A. Ostrovsky / 19.03.2020

@Archi W. Bechlenberg / 19.03.2020 Ich erspare uns beiden hier die weitere Erörterung, wer der Dümmere ist, möchte aber dringend darauf hinweisen, dass ich gehört habe, die Nazis würden von Rothschild finanziert, wenigstens die in der Antarktis und Flugscheiben sind ein US-Geheimpatent. Jetzt haben wir ja beide genügend Zeit für Recherchen, seitdem wir nicht mehr auf den Golfplatz dürfen. Wie ist es bei Ihnen mit der Lieferkette für Kuba-Zigarren? Bei uns stockt es etwas. Mir tun die vielen deutschen Freiberufler und Arbeitnehmer leid. Und die Vermieter erst, wenn alle keine Miete mehr bezahlen können. Hoffentlich stellt sich dann, wenn alle pleite sind und die Kassiererin entlassen wird, nachdem sie das letzte Waschmittel verkauft hat, hoffentlich stellt sich dann nicht heraus, dass solche Außenseiter Recht hatten wie der Wolfgang Wodarg.
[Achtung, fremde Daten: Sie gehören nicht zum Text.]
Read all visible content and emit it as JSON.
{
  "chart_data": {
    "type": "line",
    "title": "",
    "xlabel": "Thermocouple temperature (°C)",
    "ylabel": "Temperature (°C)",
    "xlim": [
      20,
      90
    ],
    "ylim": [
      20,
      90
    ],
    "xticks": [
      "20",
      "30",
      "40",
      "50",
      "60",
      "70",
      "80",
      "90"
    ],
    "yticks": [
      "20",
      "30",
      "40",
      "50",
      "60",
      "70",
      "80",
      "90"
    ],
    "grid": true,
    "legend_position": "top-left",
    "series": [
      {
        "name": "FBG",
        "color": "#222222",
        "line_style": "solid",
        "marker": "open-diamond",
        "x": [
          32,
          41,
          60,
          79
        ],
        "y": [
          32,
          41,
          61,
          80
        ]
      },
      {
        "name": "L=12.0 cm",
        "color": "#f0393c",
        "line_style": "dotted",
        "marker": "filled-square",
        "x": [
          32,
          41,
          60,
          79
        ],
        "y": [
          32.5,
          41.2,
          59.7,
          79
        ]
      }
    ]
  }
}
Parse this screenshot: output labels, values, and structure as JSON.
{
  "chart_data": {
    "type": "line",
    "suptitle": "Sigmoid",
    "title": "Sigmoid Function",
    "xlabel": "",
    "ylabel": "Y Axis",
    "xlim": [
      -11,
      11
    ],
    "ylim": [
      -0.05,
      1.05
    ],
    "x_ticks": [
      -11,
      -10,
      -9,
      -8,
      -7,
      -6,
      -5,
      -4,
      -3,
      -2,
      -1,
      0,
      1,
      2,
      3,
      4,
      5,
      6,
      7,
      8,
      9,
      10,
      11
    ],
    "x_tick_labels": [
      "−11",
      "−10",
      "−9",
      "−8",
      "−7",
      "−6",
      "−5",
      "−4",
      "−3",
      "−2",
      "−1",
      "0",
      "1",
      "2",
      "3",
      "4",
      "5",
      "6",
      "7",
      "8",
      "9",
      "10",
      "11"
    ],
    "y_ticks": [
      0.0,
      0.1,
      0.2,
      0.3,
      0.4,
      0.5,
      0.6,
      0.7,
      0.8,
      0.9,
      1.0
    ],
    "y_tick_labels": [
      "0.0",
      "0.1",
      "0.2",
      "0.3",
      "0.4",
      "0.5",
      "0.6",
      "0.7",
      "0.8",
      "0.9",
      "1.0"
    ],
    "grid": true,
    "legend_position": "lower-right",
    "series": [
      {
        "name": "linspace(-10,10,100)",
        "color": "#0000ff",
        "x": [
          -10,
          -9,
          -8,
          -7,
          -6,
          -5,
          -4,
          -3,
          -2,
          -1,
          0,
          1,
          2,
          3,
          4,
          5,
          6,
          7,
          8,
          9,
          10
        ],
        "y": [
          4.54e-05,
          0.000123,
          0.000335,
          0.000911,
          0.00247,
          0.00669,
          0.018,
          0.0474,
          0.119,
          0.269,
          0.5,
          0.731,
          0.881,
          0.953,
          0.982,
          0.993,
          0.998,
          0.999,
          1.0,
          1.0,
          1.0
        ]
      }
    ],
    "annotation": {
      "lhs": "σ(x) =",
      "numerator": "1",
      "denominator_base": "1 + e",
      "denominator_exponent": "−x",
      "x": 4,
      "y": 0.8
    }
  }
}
Dann knallt es hier mächtig im Karton, weil Schwachmaten keine Gnade kennen und es gibt ja so viele. Wenn hier erstmal alles kaputt ist, kann auch kein HartzIV mehr ausgezahlt werden, kein Wohngeld und keine Unterstützung für Zugewanderte. Da zeigt sich dann, wer der Schwächste ist.

herbert binder / 19.03.2020

Wir können über dieses Thema stundenlang flaßpöhlern…und kommen doch auf keinen grünen Precht - oder wird doch eher umgekehrt ein Paar Schuhe draus, nämlich mit Precht auf die Flaßosofin? Aber so läuft der Hase, und Sie, liebe Frau Stein, liefern dazu das passende Stichwort: sobald sich nur einige Gemüter regen, gerät sehr schnell, fast epedemieartig, Gemüt um Gemüt in einen Erregungszustand. So schlicht und doch so wahr(nsinnig).